In his next big-league gig, in Anaheim, there was more of the same situation.  The reporters loved him because he was so honest, but the players did not always appreciate his blunt, intense manner.  He had two winning seasons, but when the third one didn’t go well, he was fired.

When he was hired by the Mets in 2011, I would have bet he would not last more than a year or two.  The relentless New York media would be baiting him endlessly, and he would not be able to resist saying things that would offend his players.

But I was wrong.  Collins by then had learned that, as he put it, “a manager has to get along with his star players.  I made sure I had a good relationship with the main guys.”

So he has endured four losing seasons with the Mets—actually a remarkable achievement, given the demands of the New York fan base, a sense of entitlement to winning.

In April this looked like it could be the Mets’ year.  They sped to a 14-4 start as if they were going to run away with the National League East.

But after that they went back to being Mets.  

Besides an unfortunate run of injuries, Collins sees the main problem as players being unsettled by mistakes.  “You’ve got to get them to refocus,” he said.  “You have to worry about what’s going to happen next.  You can’t take your bat to the field.”

When losses mount, players become more desperate, swinging at pitches off the plate, swinging at fences, losing patience.

One of Collins’ strengths as a manager is an ability to energize a team, with his aggressive base-running strategy as well as with his passionate talks.  But it’s more difficult for him to soothe, to be a voice of serenity.

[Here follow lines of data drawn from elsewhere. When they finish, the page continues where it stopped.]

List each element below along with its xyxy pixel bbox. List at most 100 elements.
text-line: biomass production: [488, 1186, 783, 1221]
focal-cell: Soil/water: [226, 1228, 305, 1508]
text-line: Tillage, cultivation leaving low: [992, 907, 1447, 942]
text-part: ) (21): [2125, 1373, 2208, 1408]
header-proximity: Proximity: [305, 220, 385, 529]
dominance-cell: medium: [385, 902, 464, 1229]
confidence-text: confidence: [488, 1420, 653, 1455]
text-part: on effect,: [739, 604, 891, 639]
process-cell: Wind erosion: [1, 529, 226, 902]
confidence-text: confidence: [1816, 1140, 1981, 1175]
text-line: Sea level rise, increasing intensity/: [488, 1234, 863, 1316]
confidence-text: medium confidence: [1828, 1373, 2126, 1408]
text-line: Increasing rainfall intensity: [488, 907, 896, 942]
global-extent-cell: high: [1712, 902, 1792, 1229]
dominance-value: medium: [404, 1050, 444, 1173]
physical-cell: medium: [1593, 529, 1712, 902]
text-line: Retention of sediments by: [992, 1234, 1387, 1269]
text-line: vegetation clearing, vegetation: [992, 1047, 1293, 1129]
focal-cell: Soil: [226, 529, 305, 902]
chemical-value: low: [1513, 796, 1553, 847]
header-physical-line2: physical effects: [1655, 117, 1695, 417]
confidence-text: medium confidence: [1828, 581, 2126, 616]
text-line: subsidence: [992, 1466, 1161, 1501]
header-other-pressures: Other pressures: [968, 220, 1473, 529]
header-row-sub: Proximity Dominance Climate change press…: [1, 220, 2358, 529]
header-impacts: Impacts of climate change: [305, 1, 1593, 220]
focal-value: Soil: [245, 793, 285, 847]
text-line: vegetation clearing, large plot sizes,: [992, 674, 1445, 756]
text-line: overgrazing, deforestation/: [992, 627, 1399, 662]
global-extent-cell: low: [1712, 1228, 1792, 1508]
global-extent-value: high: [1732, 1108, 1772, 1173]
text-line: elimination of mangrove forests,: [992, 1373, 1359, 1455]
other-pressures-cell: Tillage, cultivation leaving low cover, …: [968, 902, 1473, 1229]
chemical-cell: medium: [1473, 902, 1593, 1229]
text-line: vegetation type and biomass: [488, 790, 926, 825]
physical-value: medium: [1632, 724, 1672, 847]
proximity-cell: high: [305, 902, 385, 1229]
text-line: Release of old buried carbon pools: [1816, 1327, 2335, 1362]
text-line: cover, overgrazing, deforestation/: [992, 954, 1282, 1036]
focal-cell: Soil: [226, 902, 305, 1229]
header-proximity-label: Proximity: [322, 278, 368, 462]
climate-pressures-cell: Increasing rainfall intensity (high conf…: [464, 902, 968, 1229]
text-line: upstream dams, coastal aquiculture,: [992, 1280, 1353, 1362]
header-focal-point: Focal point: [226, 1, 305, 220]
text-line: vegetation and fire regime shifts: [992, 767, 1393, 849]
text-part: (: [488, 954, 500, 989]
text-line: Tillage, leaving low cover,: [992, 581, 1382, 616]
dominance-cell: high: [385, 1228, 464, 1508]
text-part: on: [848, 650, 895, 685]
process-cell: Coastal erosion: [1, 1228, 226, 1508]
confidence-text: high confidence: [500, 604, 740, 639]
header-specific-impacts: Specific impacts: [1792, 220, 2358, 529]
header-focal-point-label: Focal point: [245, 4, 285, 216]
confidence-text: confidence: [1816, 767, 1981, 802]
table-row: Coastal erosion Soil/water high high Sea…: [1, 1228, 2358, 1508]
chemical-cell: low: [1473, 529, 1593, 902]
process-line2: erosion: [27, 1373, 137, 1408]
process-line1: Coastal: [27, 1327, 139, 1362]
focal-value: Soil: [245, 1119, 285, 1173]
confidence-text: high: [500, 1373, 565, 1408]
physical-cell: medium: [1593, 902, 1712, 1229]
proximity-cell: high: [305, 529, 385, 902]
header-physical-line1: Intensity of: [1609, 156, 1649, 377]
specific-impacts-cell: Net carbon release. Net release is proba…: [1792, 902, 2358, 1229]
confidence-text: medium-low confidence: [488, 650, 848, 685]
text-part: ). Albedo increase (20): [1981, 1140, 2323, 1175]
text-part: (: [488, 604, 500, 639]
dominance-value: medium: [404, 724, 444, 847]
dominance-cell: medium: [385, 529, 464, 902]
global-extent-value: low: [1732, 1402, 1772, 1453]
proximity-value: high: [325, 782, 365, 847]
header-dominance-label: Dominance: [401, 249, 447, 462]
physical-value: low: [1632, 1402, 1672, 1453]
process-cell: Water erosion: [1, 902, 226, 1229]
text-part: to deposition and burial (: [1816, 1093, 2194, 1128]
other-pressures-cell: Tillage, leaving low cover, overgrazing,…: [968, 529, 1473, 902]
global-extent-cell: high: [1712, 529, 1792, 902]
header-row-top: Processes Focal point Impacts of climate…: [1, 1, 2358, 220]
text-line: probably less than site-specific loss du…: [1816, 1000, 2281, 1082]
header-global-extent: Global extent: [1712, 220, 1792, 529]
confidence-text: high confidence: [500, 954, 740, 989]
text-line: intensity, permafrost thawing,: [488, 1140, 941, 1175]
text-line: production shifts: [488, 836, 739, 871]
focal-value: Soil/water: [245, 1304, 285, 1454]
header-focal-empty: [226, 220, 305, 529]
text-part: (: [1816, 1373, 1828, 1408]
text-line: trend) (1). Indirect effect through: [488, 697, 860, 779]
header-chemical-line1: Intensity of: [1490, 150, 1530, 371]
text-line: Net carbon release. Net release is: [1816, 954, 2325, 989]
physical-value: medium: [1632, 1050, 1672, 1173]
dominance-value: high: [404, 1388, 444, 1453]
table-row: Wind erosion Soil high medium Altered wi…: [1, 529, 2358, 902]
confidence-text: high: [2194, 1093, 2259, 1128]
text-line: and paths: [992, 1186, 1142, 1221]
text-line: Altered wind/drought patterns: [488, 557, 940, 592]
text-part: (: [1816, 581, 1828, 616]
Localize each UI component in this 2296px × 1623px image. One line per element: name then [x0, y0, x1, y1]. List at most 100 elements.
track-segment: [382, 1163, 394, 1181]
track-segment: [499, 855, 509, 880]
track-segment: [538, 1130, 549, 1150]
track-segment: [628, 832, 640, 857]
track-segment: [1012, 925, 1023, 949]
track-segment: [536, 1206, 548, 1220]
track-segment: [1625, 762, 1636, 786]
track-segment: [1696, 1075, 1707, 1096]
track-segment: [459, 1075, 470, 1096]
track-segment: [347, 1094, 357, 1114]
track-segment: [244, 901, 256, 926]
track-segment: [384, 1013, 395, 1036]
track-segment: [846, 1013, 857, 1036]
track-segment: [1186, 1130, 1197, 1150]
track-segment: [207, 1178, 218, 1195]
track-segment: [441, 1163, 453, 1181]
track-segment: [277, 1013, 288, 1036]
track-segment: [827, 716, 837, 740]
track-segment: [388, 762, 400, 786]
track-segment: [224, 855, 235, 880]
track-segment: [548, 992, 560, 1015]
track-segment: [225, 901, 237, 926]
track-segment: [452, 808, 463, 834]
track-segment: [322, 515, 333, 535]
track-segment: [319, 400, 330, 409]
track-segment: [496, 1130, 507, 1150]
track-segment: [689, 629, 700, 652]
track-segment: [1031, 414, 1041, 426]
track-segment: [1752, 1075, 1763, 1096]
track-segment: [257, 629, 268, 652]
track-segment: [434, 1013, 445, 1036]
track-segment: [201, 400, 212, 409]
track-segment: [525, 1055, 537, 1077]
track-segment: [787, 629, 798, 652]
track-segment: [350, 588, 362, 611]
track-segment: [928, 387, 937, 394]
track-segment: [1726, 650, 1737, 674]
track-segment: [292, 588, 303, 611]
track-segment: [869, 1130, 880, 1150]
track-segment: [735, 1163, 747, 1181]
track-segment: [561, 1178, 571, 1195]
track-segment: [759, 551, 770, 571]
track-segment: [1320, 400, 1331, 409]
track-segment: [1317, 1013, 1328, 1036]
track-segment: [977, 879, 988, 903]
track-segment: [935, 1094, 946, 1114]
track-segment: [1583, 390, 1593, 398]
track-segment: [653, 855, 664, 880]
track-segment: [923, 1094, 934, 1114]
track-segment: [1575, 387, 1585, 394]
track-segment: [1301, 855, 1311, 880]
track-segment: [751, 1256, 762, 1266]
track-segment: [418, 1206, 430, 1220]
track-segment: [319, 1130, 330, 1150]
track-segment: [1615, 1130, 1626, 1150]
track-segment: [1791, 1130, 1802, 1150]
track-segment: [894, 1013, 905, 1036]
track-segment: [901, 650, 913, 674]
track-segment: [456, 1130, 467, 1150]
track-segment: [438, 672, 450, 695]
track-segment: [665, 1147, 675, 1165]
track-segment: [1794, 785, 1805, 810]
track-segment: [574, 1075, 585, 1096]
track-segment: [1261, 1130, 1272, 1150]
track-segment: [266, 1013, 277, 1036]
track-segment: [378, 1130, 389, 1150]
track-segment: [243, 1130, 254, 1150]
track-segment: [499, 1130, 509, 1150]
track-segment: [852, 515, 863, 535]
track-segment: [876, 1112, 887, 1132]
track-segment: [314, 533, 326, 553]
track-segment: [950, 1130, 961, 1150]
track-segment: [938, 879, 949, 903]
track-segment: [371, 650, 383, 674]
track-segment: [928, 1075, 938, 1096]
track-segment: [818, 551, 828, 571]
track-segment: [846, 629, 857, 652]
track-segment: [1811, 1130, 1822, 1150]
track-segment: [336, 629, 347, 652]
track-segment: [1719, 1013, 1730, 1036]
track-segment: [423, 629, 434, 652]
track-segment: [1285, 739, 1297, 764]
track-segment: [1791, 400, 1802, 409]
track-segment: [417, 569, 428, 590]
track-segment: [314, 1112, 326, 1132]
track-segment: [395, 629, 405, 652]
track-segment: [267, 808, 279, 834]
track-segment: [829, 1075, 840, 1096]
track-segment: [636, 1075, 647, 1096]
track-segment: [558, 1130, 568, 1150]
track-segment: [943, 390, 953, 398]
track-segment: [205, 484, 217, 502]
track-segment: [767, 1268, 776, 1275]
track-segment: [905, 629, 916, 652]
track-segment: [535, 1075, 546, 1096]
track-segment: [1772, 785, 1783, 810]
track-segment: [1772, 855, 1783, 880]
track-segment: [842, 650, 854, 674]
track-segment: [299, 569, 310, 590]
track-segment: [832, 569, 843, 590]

Sometimes the anger flashes again.  When the Mets followed their 4-game win streak by getting shut out in back to back games by the Chicago Cubs, Collins dropped in F-bomb in his postgame media conference.  His face reddening, he said he didn’t give an F “whether it’s the Cubs or the New York City College.”

What frustrates Collins is a team batting average that’s the worst in the league: .232. 

But he does have what is most cherished by a manager, starting pitching.  The Mets’ rotation is solid throughout.  Collins defied conventional wisdom by stretching it to six in order to lessen the strain on the arms of Matt Harvey, Jacob deGrom, Bartolo Colon, Noah Syndergaard, Jon Niese, and now Matz.

“We can keep pitching great,” Collins said, “but we gotta get some offense.”

It sounded like a plea to general manager Sandy Alderson to acquire some bats.  But Alderson so far has not been active or supportive.  Collins is in the final year of his contract, and Alderson is on record saying he came very close to firing him last year.

Newsday wrote that if the offense doesn’t turn around, Collins could be fired during the All-Star break, even though “it’s not his fault.”